As such, up close and personal Friday with Gros was a fantastic and fun display. To watch his left hand assuredly hammer out the separately distinctive low-end boogie patterns of 'Fess or Dr. John or Fats was laugh-inducingly grand. As for his right hand? A fireworks display of rhythmic majesty, fractal chord blocks and riverine runs worthy of the churning Mississippi itself.

A fan can't help but enjoy such things — particularly since Gros is never showing off at the expense of the song. He's just floating above his instrument, letting his hands and heart and the music take him along.

At the outset, Gros explained he is touring behind his latest album, "Central City," a thematic labor of homage to New Orleans piano rock with a cherry-picked selection of cover tunes mixed with originals. His set list at the Hygienic went beyond just that album, of course, but was across-the-board representative of the whole concept.

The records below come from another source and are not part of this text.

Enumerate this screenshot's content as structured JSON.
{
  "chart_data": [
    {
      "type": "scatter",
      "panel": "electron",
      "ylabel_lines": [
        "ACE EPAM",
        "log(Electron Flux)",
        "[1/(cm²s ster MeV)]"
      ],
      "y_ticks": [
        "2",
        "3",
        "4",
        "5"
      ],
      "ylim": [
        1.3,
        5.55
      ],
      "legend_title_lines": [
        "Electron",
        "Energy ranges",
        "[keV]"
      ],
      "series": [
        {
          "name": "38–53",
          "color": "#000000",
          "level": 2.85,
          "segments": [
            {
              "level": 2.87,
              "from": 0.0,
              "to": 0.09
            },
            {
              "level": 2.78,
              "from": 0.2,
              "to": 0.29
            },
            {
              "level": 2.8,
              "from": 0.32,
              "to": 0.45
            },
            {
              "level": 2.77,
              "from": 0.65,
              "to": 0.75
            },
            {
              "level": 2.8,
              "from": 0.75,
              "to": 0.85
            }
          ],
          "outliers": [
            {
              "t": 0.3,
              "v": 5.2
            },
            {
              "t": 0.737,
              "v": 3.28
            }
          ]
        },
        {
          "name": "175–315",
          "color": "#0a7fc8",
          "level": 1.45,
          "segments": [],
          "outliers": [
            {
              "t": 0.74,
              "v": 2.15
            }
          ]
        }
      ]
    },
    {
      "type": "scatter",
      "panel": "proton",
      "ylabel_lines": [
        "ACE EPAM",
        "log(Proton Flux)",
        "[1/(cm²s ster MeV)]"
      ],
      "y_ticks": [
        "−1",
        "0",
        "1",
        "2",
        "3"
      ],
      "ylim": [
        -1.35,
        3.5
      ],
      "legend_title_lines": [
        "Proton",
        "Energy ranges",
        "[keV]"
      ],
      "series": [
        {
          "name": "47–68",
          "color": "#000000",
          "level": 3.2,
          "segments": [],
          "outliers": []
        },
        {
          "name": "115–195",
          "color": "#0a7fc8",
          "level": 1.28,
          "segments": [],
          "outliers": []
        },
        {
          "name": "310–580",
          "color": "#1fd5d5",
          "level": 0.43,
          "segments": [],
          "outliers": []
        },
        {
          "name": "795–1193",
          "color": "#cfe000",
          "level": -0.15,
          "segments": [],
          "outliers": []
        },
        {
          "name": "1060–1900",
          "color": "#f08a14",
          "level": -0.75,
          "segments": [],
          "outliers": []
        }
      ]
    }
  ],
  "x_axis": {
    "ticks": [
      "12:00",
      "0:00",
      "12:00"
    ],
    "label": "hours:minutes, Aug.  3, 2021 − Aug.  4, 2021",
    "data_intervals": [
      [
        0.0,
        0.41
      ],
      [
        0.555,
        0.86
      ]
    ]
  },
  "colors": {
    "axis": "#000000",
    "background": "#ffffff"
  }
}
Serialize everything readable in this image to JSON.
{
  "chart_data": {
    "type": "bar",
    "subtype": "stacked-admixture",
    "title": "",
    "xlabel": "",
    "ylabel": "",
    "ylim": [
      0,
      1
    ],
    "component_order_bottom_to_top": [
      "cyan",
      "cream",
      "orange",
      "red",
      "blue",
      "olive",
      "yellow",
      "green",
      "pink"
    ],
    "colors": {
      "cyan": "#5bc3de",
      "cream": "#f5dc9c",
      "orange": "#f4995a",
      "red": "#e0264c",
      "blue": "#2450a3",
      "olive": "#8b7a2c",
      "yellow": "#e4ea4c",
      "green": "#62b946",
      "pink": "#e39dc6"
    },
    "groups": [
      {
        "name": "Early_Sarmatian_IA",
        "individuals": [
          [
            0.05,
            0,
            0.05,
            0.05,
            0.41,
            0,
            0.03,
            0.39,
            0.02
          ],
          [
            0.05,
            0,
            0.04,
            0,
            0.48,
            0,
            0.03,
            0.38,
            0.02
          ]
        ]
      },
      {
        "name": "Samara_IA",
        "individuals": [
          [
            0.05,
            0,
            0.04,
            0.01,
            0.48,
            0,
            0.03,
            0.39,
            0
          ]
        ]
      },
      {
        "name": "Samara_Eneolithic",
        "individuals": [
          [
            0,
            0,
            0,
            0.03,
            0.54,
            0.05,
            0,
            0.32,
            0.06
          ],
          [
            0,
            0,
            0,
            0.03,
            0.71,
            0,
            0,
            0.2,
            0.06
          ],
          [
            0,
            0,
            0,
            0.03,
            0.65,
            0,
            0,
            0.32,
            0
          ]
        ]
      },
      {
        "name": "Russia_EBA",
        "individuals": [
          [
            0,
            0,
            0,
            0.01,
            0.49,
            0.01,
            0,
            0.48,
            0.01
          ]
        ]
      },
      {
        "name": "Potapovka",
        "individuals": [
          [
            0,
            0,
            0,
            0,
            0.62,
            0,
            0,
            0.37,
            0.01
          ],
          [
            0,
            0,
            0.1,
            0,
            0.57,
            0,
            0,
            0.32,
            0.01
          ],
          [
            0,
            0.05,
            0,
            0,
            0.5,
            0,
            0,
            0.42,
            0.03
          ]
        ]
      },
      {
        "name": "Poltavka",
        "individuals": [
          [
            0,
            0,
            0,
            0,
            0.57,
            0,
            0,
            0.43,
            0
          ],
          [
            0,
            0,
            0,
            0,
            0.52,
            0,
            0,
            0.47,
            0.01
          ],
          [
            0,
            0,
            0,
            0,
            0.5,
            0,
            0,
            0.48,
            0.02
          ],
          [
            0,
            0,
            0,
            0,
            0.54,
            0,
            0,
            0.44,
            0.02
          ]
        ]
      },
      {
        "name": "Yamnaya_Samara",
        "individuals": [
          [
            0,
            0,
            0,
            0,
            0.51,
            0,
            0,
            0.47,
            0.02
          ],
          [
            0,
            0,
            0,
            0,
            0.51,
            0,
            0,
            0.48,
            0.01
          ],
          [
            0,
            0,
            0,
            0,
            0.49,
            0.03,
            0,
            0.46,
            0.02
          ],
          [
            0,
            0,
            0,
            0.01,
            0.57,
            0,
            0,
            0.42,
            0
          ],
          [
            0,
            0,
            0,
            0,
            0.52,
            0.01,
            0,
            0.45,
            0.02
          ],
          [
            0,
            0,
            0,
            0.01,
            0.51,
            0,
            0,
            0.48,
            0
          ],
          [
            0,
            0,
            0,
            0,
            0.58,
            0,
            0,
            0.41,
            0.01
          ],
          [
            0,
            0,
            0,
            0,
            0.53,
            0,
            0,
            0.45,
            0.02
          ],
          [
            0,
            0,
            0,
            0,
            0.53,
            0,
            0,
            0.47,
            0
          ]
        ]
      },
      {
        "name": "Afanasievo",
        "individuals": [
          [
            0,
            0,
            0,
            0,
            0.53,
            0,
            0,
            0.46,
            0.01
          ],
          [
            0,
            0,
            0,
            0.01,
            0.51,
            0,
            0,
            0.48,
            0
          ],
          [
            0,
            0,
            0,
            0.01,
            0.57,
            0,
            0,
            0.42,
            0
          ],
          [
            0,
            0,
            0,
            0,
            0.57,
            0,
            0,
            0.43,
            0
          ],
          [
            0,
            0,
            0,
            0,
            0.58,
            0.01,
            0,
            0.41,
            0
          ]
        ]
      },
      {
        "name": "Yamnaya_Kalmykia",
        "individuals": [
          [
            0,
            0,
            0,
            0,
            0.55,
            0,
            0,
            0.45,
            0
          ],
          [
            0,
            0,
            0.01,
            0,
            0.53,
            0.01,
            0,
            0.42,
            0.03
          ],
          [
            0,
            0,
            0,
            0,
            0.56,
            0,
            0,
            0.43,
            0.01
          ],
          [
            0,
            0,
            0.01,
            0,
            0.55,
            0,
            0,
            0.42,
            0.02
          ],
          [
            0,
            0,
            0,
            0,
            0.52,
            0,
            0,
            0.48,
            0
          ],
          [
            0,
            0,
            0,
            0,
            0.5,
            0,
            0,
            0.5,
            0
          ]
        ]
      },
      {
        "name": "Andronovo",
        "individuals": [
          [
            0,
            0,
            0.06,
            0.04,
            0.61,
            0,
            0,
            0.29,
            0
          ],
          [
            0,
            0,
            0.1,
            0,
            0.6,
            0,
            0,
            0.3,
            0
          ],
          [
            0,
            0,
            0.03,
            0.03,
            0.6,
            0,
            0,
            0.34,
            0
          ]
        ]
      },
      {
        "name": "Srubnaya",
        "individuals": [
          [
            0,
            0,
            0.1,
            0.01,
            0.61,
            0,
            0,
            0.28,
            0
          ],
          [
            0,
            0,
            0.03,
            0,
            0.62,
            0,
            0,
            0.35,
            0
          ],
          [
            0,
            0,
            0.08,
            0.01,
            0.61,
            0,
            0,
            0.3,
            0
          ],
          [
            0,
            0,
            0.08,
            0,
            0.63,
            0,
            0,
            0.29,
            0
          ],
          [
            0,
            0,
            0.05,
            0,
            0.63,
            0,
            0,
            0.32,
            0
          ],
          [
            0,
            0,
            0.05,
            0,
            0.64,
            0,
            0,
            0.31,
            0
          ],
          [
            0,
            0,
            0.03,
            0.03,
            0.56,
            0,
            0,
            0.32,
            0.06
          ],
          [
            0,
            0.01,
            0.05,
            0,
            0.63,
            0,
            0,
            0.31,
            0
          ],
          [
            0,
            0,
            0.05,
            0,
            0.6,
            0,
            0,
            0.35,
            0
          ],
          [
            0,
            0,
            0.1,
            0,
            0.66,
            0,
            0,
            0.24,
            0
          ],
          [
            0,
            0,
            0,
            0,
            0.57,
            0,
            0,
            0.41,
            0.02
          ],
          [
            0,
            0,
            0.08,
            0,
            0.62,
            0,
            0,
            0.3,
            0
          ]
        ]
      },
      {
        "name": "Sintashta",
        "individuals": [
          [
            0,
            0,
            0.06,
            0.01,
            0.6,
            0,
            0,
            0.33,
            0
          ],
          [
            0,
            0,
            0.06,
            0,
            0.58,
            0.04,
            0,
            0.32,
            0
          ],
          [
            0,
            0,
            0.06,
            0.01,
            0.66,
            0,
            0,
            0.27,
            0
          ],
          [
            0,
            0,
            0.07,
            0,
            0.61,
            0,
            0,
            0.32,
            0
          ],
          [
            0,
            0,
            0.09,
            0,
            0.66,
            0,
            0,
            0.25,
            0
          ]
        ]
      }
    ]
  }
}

That included works by not necessarily obvious songwriters such as the Band's Levon Helm and generations-removed NOLA guitarists/songwriters Earl King and Alex McMurray. Most tunes were intro'd with charming anecdotes from personal experiences or New Orleans history, and they served to enrich the experience.

A particularly excellent moment happened when Gros previewed a Fats Domino tune by explaining how his dad's love of Domino had been an inspiration to him as a boy. Then, because it happened that Gros's father's birthday was Friday, the pianist called the Old Man and, with the phone resting on the keyboard, regaled him with a raucous version of "I'm Gonna Be a Big Wheel Someday." Not a bad way to celebrate someone's 82nd birthday.

For those of us in the Art Park, Gros's entire show was indeed a wonderful way to celebrate — not just a performance by a special artist and a special musical form, but a return to our own little but passionate live music scene.